Nachsynodales Apostolisches Schreiben Querida Amazonia von Papst Franziskus

Kommentar zu «Querida Amazonia»

Typisch Franziskus: Er verfasst das nachsynodale apostolische Schreiben in einer erfrischenden, flüssigen Sprache, die man gerne liest und gut versteht. Typisch Franziskus: Er erlässt keine neuen Vorschriften und zwingt den Menschen in Amazonien kein bestimmtes Handeln auf. Vielmehr anerkennt er, dass sie über ihre Probleme und Herausforderungen vor Ort besser Bescheid wissen als er und daher auch besser wissen, wie es unter der Perspektive einer ganzheitlichen Umkehr konkret zu handeln gilt. Typisch Franziskus: Er verbindet die ökologische mit der sozialen und kulturellen Frage und ermuntert die Kirche zu lokalen Handlungsoptionen, denn «alles, was die Kirche anzubieten hat, muss an jedem Ort der Welt auf eigene Art Fleisch und Blut annehmen» (Nr. 6).

«Querida Amazonia», «Geliebtes Amazonien»: Was für ein Titel!
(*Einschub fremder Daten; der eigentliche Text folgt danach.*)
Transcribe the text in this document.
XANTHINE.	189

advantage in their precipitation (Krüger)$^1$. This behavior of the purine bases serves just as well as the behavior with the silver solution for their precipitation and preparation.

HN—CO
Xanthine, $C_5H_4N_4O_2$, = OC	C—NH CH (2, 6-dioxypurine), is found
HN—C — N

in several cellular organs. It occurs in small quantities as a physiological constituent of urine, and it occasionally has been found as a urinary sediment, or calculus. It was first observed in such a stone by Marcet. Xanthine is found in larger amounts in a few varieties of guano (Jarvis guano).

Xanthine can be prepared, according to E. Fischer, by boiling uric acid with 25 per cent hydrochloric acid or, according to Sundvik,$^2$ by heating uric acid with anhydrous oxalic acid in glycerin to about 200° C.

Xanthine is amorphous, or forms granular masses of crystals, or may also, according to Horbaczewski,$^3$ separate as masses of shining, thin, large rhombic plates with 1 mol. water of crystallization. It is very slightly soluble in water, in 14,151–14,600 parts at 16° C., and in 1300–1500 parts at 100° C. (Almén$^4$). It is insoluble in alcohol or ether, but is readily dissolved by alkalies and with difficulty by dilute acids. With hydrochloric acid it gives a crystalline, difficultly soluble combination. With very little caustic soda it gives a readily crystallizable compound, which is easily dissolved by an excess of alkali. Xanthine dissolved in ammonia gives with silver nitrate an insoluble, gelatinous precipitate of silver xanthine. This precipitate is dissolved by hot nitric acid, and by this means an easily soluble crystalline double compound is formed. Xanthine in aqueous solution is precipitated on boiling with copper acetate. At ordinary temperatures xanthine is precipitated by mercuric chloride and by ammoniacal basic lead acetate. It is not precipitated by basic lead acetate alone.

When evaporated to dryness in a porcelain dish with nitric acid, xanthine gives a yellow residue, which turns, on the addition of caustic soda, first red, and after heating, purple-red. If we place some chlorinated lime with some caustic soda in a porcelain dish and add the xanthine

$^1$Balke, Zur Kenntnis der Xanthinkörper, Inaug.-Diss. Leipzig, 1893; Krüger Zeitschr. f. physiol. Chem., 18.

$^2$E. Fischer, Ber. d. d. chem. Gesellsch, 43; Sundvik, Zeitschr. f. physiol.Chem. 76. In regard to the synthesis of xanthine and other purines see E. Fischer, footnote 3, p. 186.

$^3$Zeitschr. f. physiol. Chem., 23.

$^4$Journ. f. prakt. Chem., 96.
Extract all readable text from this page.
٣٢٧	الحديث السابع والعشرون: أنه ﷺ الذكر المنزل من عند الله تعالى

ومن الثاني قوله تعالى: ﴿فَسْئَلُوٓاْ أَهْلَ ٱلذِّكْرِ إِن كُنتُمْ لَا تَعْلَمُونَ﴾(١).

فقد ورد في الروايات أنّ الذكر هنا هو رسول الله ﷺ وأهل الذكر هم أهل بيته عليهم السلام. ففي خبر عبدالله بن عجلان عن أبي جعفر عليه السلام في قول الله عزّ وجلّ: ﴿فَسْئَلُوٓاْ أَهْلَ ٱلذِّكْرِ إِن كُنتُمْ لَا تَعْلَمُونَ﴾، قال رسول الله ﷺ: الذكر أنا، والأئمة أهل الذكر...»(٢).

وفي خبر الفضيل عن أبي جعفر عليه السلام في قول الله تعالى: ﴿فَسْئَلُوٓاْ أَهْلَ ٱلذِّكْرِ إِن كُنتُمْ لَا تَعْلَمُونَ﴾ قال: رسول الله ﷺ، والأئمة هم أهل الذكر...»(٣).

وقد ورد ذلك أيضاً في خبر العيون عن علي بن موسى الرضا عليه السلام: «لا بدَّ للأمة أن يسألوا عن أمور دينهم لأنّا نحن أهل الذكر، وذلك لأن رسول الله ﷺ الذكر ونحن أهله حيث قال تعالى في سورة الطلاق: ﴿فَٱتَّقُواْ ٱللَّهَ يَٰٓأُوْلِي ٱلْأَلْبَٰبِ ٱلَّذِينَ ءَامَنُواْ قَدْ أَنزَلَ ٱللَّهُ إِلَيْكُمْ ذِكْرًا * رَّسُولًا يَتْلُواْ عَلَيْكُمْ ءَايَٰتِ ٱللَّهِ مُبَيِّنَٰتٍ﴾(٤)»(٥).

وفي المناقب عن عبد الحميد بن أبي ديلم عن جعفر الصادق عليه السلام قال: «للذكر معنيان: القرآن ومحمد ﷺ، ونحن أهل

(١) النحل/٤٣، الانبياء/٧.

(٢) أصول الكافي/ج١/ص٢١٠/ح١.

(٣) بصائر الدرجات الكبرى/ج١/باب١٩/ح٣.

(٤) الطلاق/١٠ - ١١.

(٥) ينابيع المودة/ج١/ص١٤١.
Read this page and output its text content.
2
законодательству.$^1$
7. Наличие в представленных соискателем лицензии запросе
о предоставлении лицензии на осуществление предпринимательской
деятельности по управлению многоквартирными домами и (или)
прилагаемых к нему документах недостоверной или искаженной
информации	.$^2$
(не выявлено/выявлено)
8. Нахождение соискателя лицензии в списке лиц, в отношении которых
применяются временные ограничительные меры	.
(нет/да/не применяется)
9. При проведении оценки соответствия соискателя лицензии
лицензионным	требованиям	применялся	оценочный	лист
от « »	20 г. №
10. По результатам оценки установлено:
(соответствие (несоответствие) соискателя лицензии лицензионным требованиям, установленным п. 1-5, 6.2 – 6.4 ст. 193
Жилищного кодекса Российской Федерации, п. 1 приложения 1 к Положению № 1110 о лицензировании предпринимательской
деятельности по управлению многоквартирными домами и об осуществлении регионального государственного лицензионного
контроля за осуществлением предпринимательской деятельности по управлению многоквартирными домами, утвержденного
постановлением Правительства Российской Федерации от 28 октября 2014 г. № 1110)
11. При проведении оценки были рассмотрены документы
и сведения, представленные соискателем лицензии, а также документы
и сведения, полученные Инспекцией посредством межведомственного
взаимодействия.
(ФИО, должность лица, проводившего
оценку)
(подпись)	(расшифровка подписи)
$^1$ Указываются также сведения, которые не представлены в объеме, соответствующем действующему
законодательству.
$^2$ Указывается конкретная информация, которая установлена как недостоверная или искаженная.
Das Dokument ist gleichsam eine Liebeserklärung an die Lunge der Erde mit ihrer Vielfalt an natürlicher Schönheit und kulturellem Reichtum. Und deshalb ist es gleichzeitig ein Ausdruck der Sorge um die Zerstörung, die dort im Gang ist, um die soziale und ökologische Katastrophen, die sich anbahnen und die ganze Welt betreffen. Deshalb richtet sich der Text nicht nur an das Volk Gottes, sondern an alle Menschen guten Willens. Amazonien betrifft uns alle!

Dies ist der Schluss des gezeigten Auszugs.